L’implementazione di un sistema sanitario europeo unico può contribuire ad arginare l’euroscetticisimo

In questo momento storico in cui l’euroscetticisimo dilaga, c’è bisogno che l’Unione Europea compia passi più coraggiosi verso il rilancio della propria identità politica e culturale. In quest’ottica, il superamento dei sistemi sanitari nazionali e l’implementazione di un sistema sanitario europeo unico possono rappresentare iniziative di grandissimo rilievo.

Perché una divisione delle spese sanitarie tra tutti i paesi dell’Unione contribuirebbe a redistribuire in maniera più equa le spese sostenute per l’accoglienza dei rifugiati politici.

Perché una siringa acquistata da un ospedale dovrebbe costare lo stesso prezzo a Roma, Londra, Parigi, Atene, Varsavia e Budapest. La definizione di costi sanitari standard europei, piuttosto che nazionali, ridurrebbe infatti drasticamente gli sprechi di denaro pubblico.

Perché l’Europa è il continente con l’età media più alta del mondo.

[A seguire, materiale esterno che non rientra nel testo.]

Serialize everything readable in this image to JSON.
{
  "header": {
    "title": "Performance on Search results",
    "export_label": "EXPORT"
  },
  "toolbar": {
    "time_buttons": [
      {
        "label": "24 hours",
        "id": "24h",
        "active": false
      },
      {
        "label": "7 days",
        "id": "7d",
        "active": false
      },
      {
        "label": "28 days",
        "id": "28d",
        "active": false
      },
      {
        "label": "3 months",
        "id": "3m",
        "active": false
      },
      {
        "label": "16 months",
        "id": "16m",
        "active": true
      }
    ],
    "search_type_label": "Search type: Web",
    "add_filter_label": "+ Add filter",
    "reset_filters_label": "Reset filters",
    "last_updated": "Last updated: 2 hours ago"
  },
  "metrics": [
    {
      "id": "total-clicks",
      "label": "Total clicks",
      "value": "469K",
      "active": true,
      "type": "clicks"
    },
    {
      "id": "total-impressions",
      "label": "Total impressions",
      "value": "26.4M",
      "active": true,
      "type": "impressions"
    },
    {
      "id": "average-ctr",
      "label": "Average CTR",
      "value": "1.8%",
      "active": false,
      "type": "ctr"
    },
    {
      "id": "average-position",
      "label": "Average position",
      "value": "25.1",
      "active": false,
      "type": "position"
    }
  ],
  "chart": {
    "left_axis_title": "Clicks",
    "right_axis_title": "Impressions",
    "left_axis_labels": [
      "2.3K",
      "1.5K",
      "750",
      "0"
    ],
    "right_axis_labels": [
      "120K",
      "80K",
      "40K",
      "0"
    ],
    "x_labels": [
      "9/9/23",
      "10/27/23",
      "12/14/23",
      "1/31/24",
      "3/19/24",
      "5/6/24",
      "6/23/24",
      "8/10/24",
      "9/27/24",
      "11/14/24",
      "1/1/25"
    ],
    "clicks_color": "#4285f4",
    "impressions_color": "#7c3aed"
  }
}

Perché i sistemi sanitari dei singoli paesi dell’Unione richiedono un aumento della spesa pubblica che supera la crescita economica, e solo investimenti su scala continentale possono controbilanciare questo trend.

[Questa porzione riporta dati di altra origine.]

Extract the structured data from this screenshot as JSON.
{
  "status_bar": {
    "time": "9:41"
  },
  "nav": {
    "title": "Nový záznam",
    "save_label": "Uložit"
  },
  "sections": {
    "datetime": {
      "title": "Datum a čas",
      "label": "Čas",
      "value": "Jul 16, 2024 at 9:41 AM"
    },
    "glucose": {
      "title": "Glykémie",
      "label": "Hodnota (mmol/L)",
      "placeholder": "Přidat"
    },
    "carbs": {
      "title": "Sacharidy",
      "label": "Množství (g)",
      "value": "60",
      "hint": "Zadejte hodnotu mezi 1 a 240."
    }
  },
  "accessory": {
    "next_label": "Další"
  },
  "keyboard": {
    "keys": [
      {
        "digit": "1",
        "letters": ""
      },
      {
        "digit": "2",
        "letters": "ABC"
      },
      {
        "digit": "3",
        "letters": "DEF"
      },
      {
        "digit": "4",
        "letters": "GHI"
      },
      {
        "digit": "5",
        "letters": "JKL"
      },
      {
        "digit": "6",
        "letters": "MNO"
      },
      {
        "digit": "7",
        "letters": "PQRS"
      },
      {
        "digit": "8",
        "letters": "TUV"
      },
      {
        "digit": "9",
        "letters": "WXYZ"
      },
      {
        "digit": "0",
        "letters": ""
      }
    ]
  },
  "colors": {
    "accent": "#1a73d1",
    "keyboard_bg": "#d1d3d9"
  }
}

Perché uno stesso intervento medico-chirurgico dovrebbe avere lo stesso costo indipendentemente dal luogo in cui viene effettuato.

Perché i confini nazionali riducono l’efficacia della ricerca medico-scientifica.

Perché per impostare politiche di prevenzione efficaci nel contrastare mortalità e morbilità c’è bisogno di uno sforzo globale che l’Unione può e deve affrontare.

Perché se ogni ospedale avesse accesso ai risultati delle valutazioni cliniche effettuate dagli altri ospedali nazionali ed internazionali si eviterebbero esami medici-strumentali non necessari.

Perché tra gli obiettivi dell’Unione vi sono la promozione del benessere, della coesione sociale e del progresso scientifico, nonché il rispetto della dignità e dei diritti delle persone. Tali obiettivi non possono prescindere da una adeguata tutela della salute.

Perché a subire le conseguenze delle disfunzionalità dei sistemi sanitari dei singoli stati sono solo le classi sociali più basse.

Perché un sistema sanitario dell’Unione, piuttosto che dei singoli stati, contribuirebbe alla coesione, alla cooperazione, alla giustizia sociale e allo sviluppo sostenibile.

Perché, come scrisse Arthur Schopenhauer, “la salute non è tutto, ma senza salute tutto è niente”. E il sogno di un’Europa libera, giusta ed unita passa anche da qui.